Postoperative dysphagia after laparoscopic antireflux surgery usually is transient and resolves within weeks after surgery.
Persistent dysphagia develops in a small percentage of patients after surgery.
There still is debate about whether postoperative dysphagia is caused by the type or placement of the fundic wrap or by mechanical obstruction of the hiatal crura.
Dr Granderath and colleagues investigated patients who experienced recurrent or persistent dysphagia after laparoscopic antireflux surgery.
The research team identified the morphologic reason for this complication.
A sample of 50 patients consecutively were referred to the researchers' unit.
The patients presented with recurrent, persistent, or new-onset of dysphagia after laparoscopic antireflux surgery.
|10% of all 50 patients in Group 3 presented with the symptom of dysphagia|
The researchers prospectively reviewed the patients to identify the morphologic cause of postoperative dysphagia.
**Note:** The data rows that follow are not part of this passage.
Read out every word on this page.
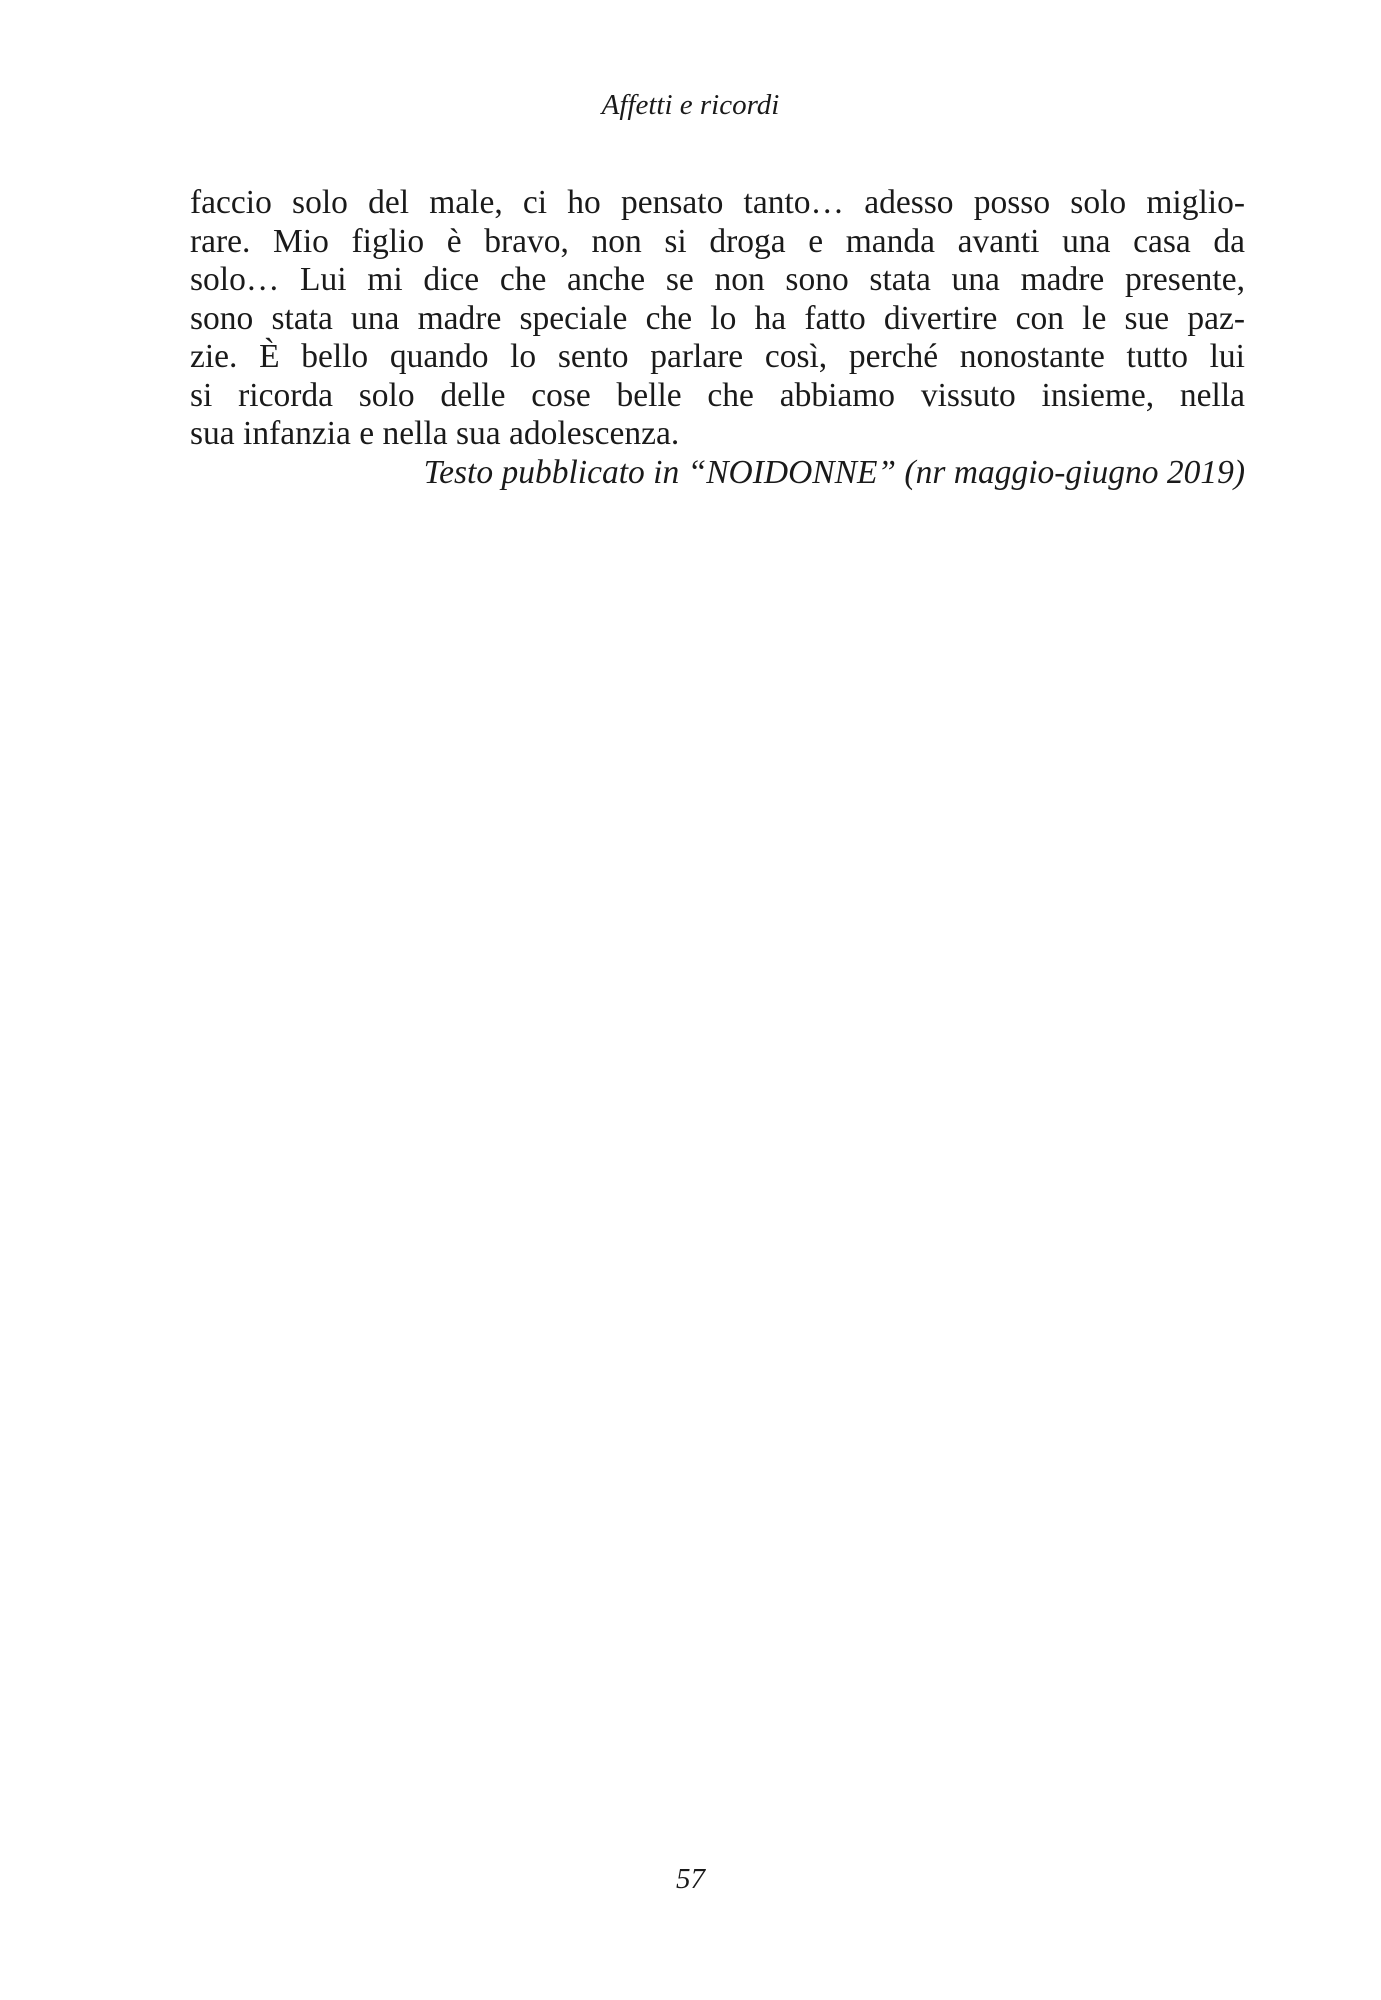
Affetti e ricordi
faccio solo del male, ci ho pensato tanto… adesso posso solo miglio-
rare. Mio figlio è bravo, non si droga e manda avanti una casa da
solo… Lui mi dice che anche se non sono stata una madre presente,
sono stata una madre speciale che lo ha fatto divertire con le sue paz-
zie. È bello quando lo sento parlare così, perché nonostante tutto lui
si ricorda solo delle cose belle che abbiamo vissuto insieme, nella
sua infanzia e nella sua adolescenza.
Testo pubblicato in “NOIDONNE” (nr maggio-giugno 2019)
57
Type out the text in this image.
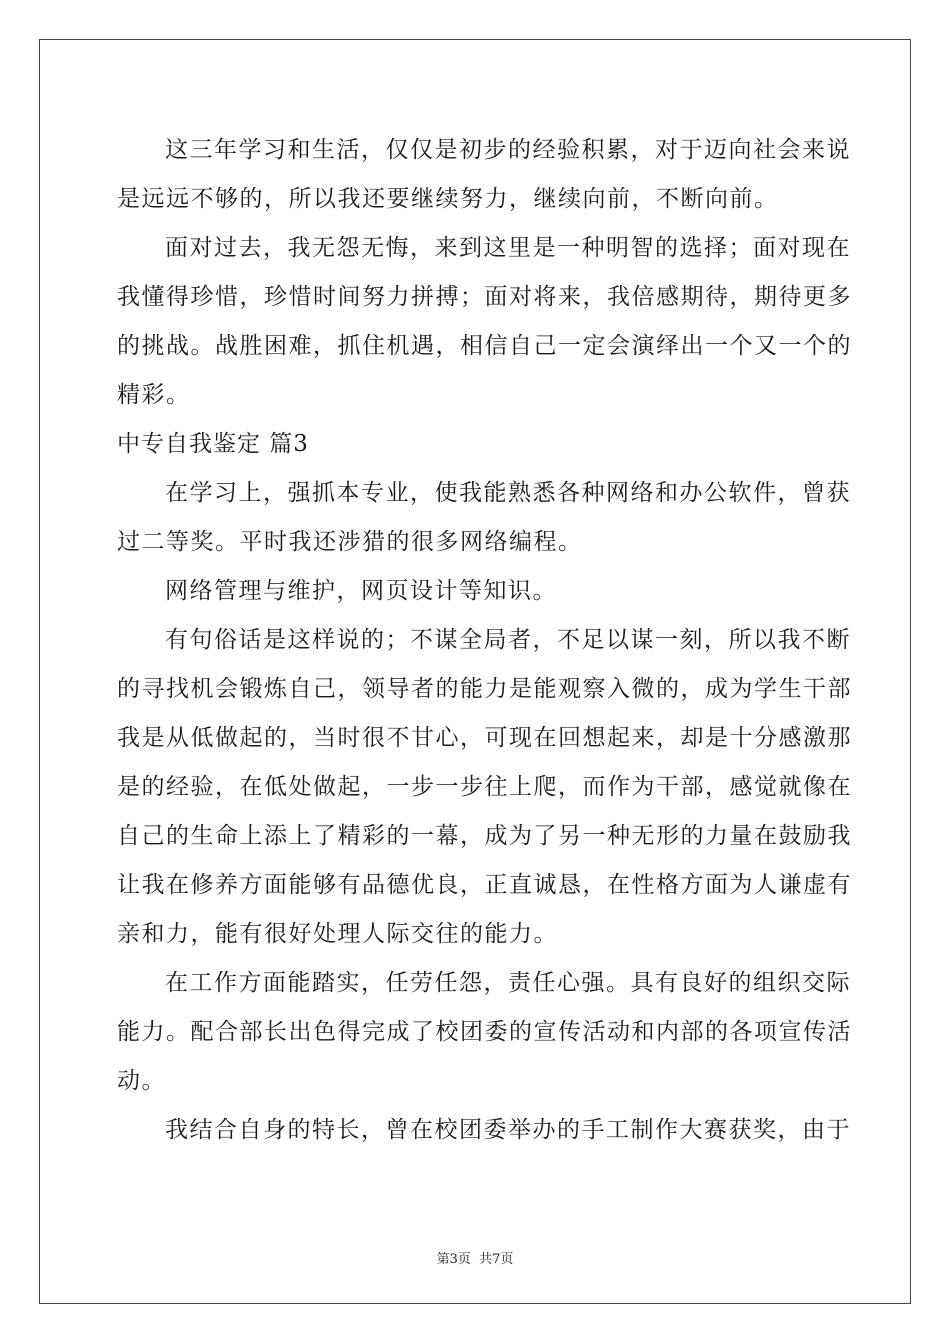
这三年学习和生活，仅仅是初步的经验积累，对于迈向社会来说
是远远不够的，所以我还要继续努力，继续向前，不断向前。
面对过去，我无怨无悔，来到这里是一种明智的选择；面对现在
我懂得珍惜，珍惜时间努力拼搏；面对将来，我倍感期待，期待更多
的挑战。战胜困难，抓住机遇，相信自己一定会演绎出一个又一个的
精彩。
中专自我鉴定 篇3
在学习上，强抓本专业，使我能熟悉各种网络和办公软件，曾获
过二等奖。平时我还涉猎的很多网络编程。
网络管理与维护，网页设计等知识。
有句俗话是这样说的；不谋全局者，不足以谋一刻，所以我不断
的寻找机会锻炼自己，领导者的能力是能观察入微的，成为学生干部
我是从低做起的，当时很不甘心，可现在回想起来，却是十分感激那
是的经验，在低处做起，一步一步往上爬，而作为干部，感觉就像在
自己的生命上添上了精彩的一幕，成为了另一种无形的力量在鼓励我
让我在修养方面能够有品德优良，正直诚恳，在性格方面为人谦虚有
亲和力，能有很好处理人际交往的能力。
在工作方面能踏实，任劳任怨，责任心强。具有良好的组织交际
能力。配合部长出色得完成了校团委的宣传活动和内部的各项宣传活
动。
我结合自身的特长，曾在校团委举办的手工制作大赛获奖，由于
第3页 共7页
According to their radiologic findings, these patients were divided into 3 groups.
Group 1 included 18 patients with signs of obstruction at or above the gastroesophageal junction suspicious of crural stenosis.
There were 27 patients in Group 2 with signs of total or partial migration of the wrap intrathoracically.
The team included 5 patients in Group 3 in whom the hiatal closure was radiologically assessed to be correct with a supposed stenosis of the wrap.
The exact diagnosis of a too tight hiatus, as in Group 1, was established during by x-ray during pneumatic dilation.
The researchers diagnosed a too loose hiatus in Group 2 was established during laparoscopic redo surgery.
A too tight wrap in Group 3 was established during laparoscopic redo surgery.
For all 18 Group 1 patients, intraoperative x-ray during pneumatic dilation showed the typical signs of hiatal tightness.
Of these, the team noted that 15 were free of symptoms after dilation, and 3 had to undergo laparoscopic redo surgery because of persistent dysphagia.
In all these patients, the hiatal closure was narrowing the esophagus.
The team reported that all the Group 2 patients underwent laparoscopic redo surgery because of intrathoracic wrap migration.
Intraoperatively, all the patients had an intact fundoplication, which slipped above the diaphragm.
The team observed that in 10% of all 50 patients in Group 3 presented with the symptom of dysphagia.
In addition, the researchers noted that this was the morphologic reason for the obstruction a problem of the fundic wrap.
Dr Granderath's team concluded, “In most patients, postoperative dysphagia is more a problem of hiatal closure than a problem of the fundic wrap.”